Cia Ubaldini defending Cesena (19th-century illustration)

The Manfredi changed sides before the end of the year. In response, Bernabò Visconti secretly hired the Great Company of German mercenaries under Conrad of Landau to assist Ordelaffi. In early 1357, Hungarian troops arrived. In April, Ordelaffi sent his wife, Cia Ubaldini, to defend Cesena, which she had previously defended against Albornoz in 1353. In May, anticipating the arrival of the Germans, Albornoz requested further Hungarian reinforcements. He also detached the Da Polenta from their alliance with Ordelaffi and laid siege to Cesena, which capitulated on 21 June and Bertinoro on 23 June.
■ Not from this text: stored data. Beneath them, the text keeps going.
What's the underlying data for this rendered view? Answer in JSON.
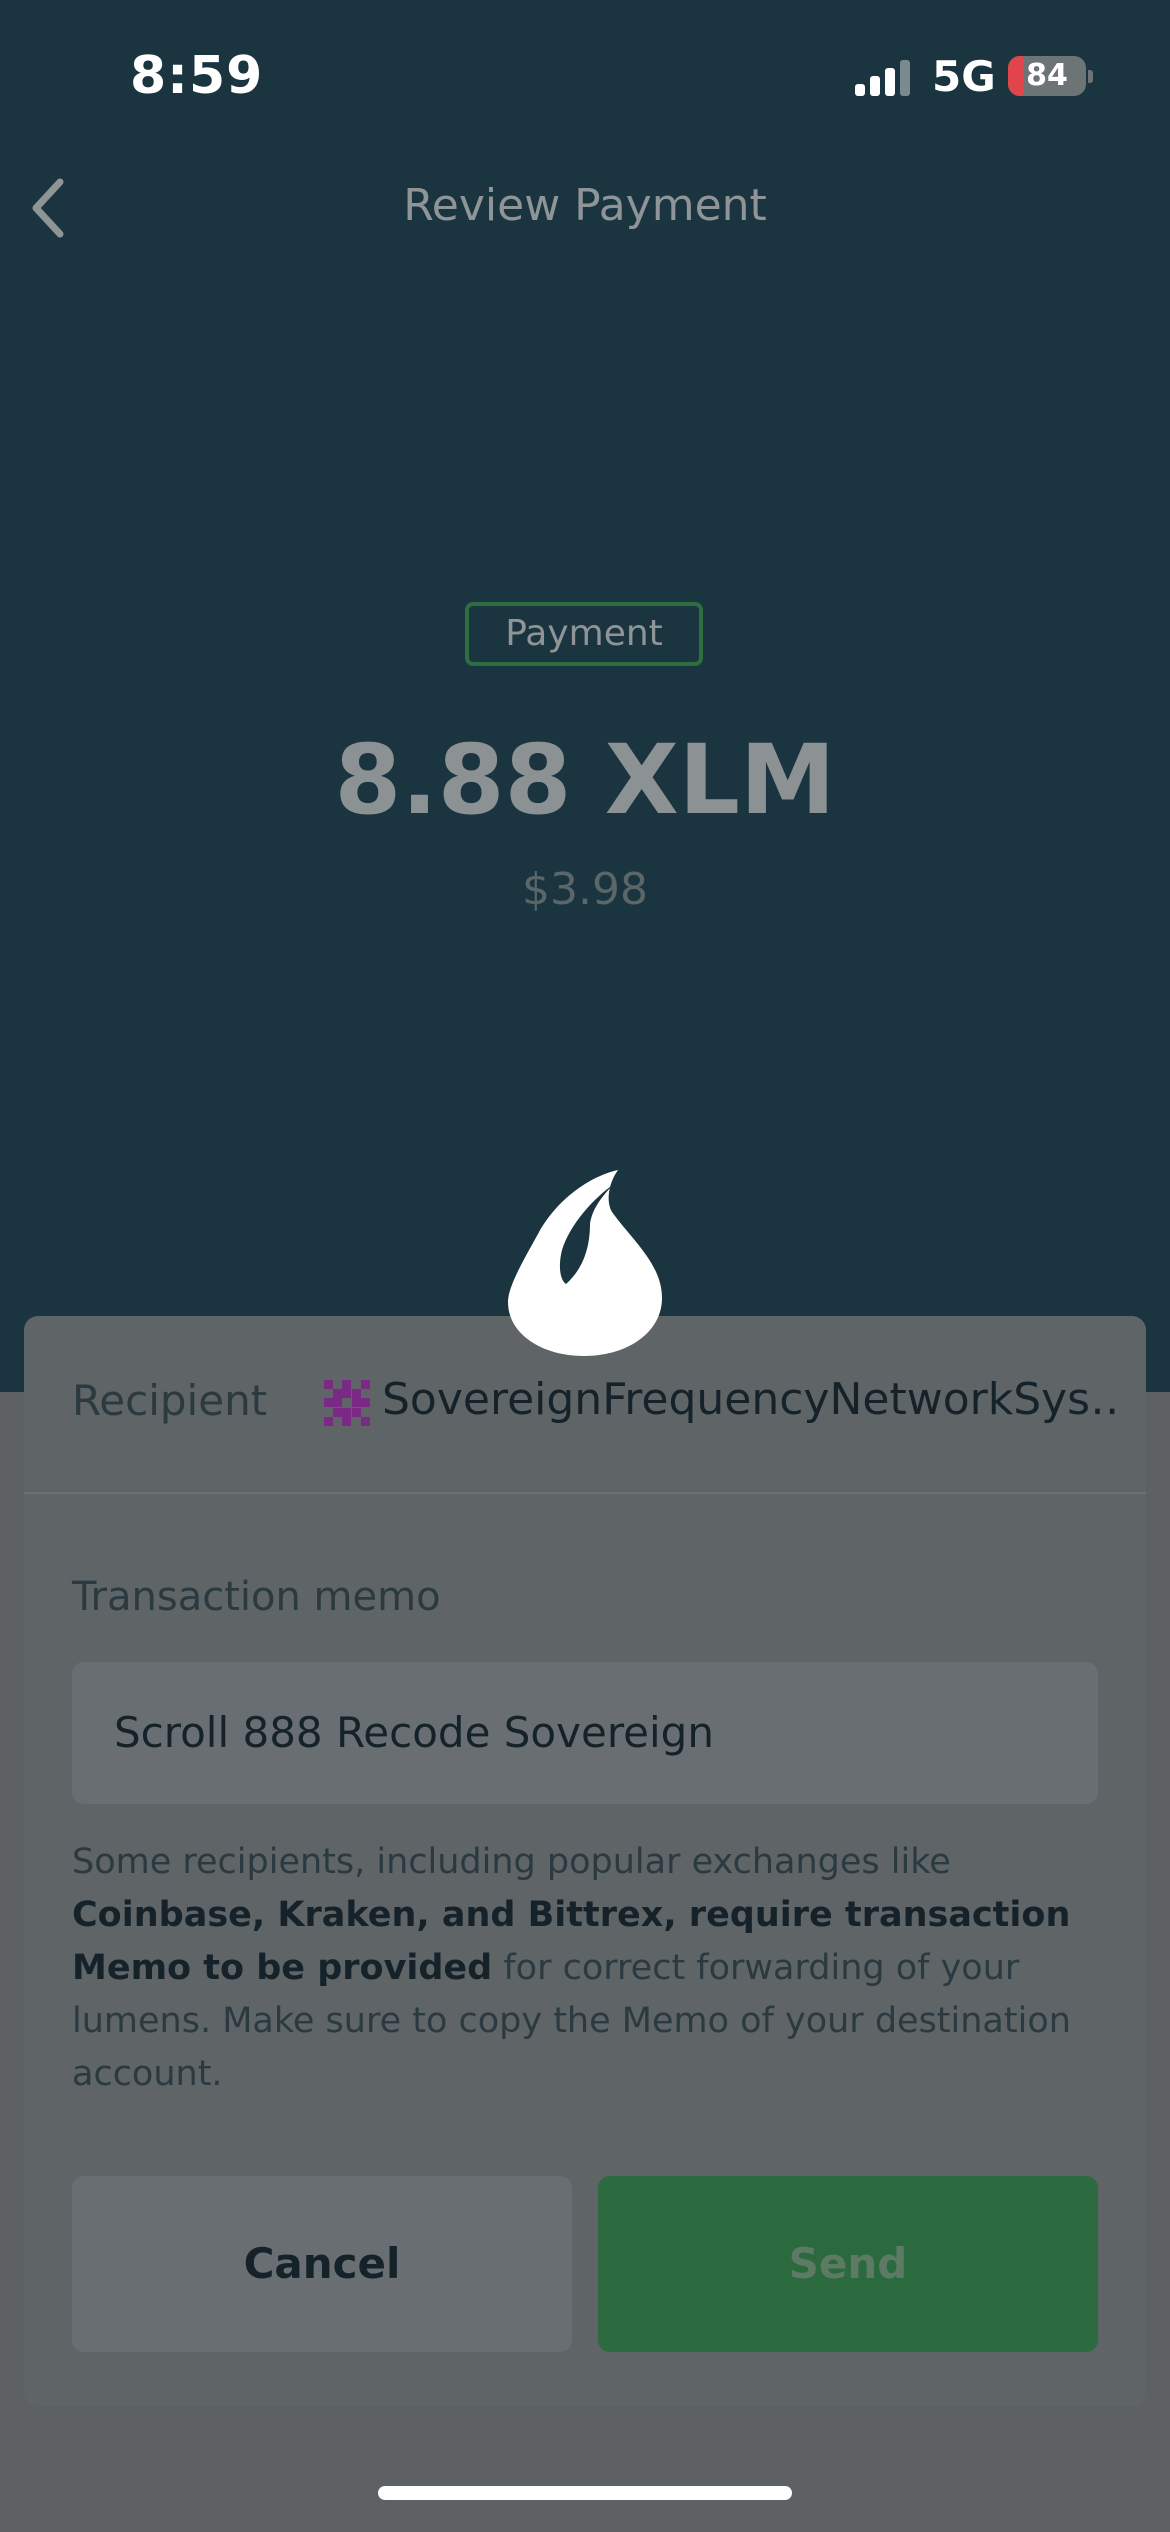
{
  "status_bar": {
    "time": "8:59",
    "network": "5G",
    "battery_level": "84",
    "battery_fraction": 0.21,
    "signal_bars_active": 3,
    "signal_bars_total": 4
  },
  "header": {
    "title": "Review Payment",
    "back_icon": "chevron-left-icon"
  },
  "transaction": {
    "type_badge": "Payment",
    "amount": "8.88 XLM",
    "fiat_amount": "$3.98"
  },
  "logo": {
    "icon": "drop-logo-icon"
  },
  "recipient": {
    "label": "Recipient",
    "name": "SovereignFrequencyNetworkSys…",
    "avatar_icon": "identicon-avatar"
  },
  "memo": {
    "label": "Transaction memo",
    "value": "Scroll 888 Recode Sovereign",
    "notice_intro": "Some recipients, including popular exchanges like ",
    "notice_bold": "Coinbase, Kraken, and Bittrex, require transaction Memo to be provided",
    "notice_outro": " for correct forwarding of your lumens. Make sure to copy the Memo of your destination account."
  },
  "actions": {
    "cancel_label": "Cancel",
    "send_label": "Send"
  },
  "colors": {
    "header_bg": "#1a3540",
    "sheet_bg": "#5f6467",
    "send_button": "#2a6a3e",
    "badge_border": "#2d6e41",
    "identicon": "#7a2a84"
  }
}
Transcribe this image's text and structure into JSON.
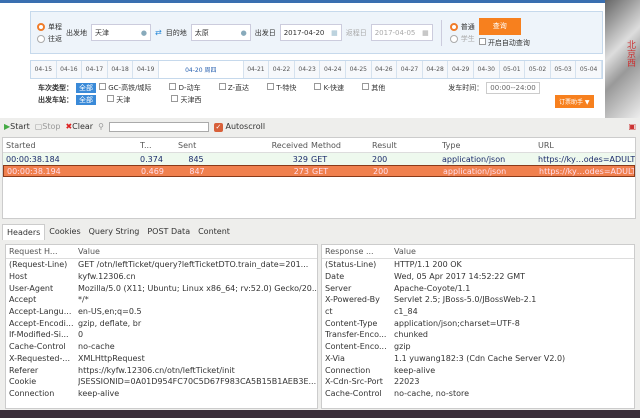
{
  "web": {
    "trip": [
      "单程",
      "往返"
    ],
    "from_label": "出发地",
    "from": "天津",
    "to_label": "目的地",
    "to": "太原",
    "depart_label": "出发日",
    "depart": "2017-04-20",
    "return_label": "返程日",
    "return": "2017-04-05",
    "passenger": [
      "普通",
      "学生"
    ],
    "query": "查询",
    "auto_query": "开启自动查询",
    "dates": [
      "04-15",
      "04-16",
      "04-17",
      "04-18",
      "04-19",
      "04-20 周四",
      "04-21",
      "04-22",
      "04-23",
      "04-24",
      "04-25",
      "04-26",
      "04-27",
      "04-28",
      "04-29",
      "04-30",
      "05-01",
      "05-02",
      "05-03",
      "05-04"
    ],
    "train_type_label": "车次类型：",
    "all": "全部",
    "train_types": [
      "GC-高铁/城际",
      "D-动车",
      "Z-直达",
      "T-特快",
      "K-快速",
      "其他"
    ],
    "station_label": "出发车站：",
    "stations": [
      "天津",
      "天津西"
    ],
    "time_label": "发车时间：",
    "time_value": "00:00--24:00",
    "order_btn": "订票助手 ▼",
    "side_text": "北京西"
  },
  "toolbar": {
    "start": "Start",
    "stop": "Stop",
    "clear": "Clear",
    "autoscroll": "Autoscroll"
  },
  "list": {
    "headers": [
      "Started",
      "T...",
      "Sent",
      "Received",
      "Method",
      "Result",
      "Type",
      "URL"
    ],
    "rows": [
      [
        "00:00:38.184",
        "0.374",
        "845",
        "329",
        "GET",
        "200",
        "application/json",
        "https://ky…odes=ADULT"
      ],
      [
        "00:00:38.194",
        "0.469",
        "847",
        "273",
        "GET",
        "200",
        "application/json",
        "https://ky…odes=ADULT"
      ]
    ]
  },
  "tabs": [
    "Headers",
    "Cookies",
    "Query String",
    "POST Data",
    "Content"
  ],
  "request": {
    "headers": [
      "Request H...",
      "Value"
    ],
    "rows": [
      [
        "(Request-Line)",
        "GET /otn/leftTicket/query?leftTicketDTO.train_date=201..."
      ],
      [
        "Host",
        "kyfw.12306.cn"
      ],
      [
        "User-Agent",
        "Mozilla/5.0 (X11; Ubuntu; Linux x86_64; rv:52.0) Gecko/20..."
      ],
      [
        "Accept",
        "*/*"
      ],
      [
        "Accept-Langu...",
        "en-US,en;q=0.5"
      ],
      [
        "Accept-Encodi...",
        "gzip, deflate, br"
      ],
      [
        "If-Modified-Si...",
        "0"
      ],
      [
        "Cache-Control",
        "no-cache"
      ],
      [
        "X-Requested-...",
        "XMLHttpRequest"
      ],
      [
        "Referer",
        "https://kyfw.12306.cn/otn/leftTicket/init"
      ],
      [
        "Cookie",
        "JSESSIONID=0A01D954FC70C5D67F983CA5B15B1AEB3E..."
      ],
      [
        "Connection",
        "keep-alive"
      ]
    ]
  },
  "response": {
    "headers": [
      "Response ...",
      "Value"
    ],
    "rows": [
      [
        "(Status-Line)",
        "HTTP/1.1 200 OK"
      ],
      [
        "Date",
        "Wed, 05 Apr 2017 14:52:22 GMT"
      ],
      [
        "Server",
        "Apache-Coyote/1.1"
      ],
      [
        "X-Powered-By",
        "Servlet 2.5; JBoss-5.0/JBossWeb-2.1"
      ],
      [
        "ct",
        "c1_84"
      ],
      [
        "Content-Type",
        "application/json;charset=UTF-8"
      ],
      [
        "Transfer-Enco...",
        "chunked"
      ],
      [
        "Content-Enco...",
        "gzip"
      ],
      [
        "X-Via",
        "1.1 yuwang182:3 (Cdn Cache Server V2.0)"
      ],
      [
        "Connection",
        "keep-alive"
      ],
      [
        "X-Cdn-Src-Port",
        "22023"
      ],
      [
        "Cache-Control",
        "no-cache, no-store"
      ]
    ]
  }
}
The Germans arrived in the Romagna on 18 June 1357. After their initial attempt to enter Tuscany failed, they camped at Forlì on 6 July. During his preaching that month, Albornoz extended the crusade to cover the mercenaries, on the grounds that they were guilty of "aiding heretics" (fautoria heresiae). This was the first time a crusade was declared against mercenaries. Albornoz also reduced the period of service required to receive the crusade indulgence. In Florence, the bishop of Narni declared in a sermon that the indulgence was available to anyone who paid one twelfth of the salary of a man-at-arms for six months. On 26 July, after negotiations with the republic of Florence, the bishop announced that all Florentines who confessed their sins within three months would receive the indulgence. In exchange, the republic was to supply the crusade with a set number of troops for a set time. This cost the republic 100,000 florins.

The Florentine contingent fought with the German mercenaries near Forlì on 26–27 July. In August, however, Albornoz neutralised the mercenaries with bribes. This policy was opposed by Florence. In the autumn, Hungary sent troops. Albornoz was replaced as commander by Abbot Androin de la Roche. In December, Innocent thanked King Louis for having sent "a sizeable body of men-at-arms".

After a year with few successes, Albornoz returned to replace Androin in the autumn of 1358. In February 1359, he launched a siege of Forlì. He took Castrocaro, Predappio, Fiumana, Oriolo and Rocca d'Elmici. On 4 July, Ordelaffi surrendered Forlì, and the crusade came to a close.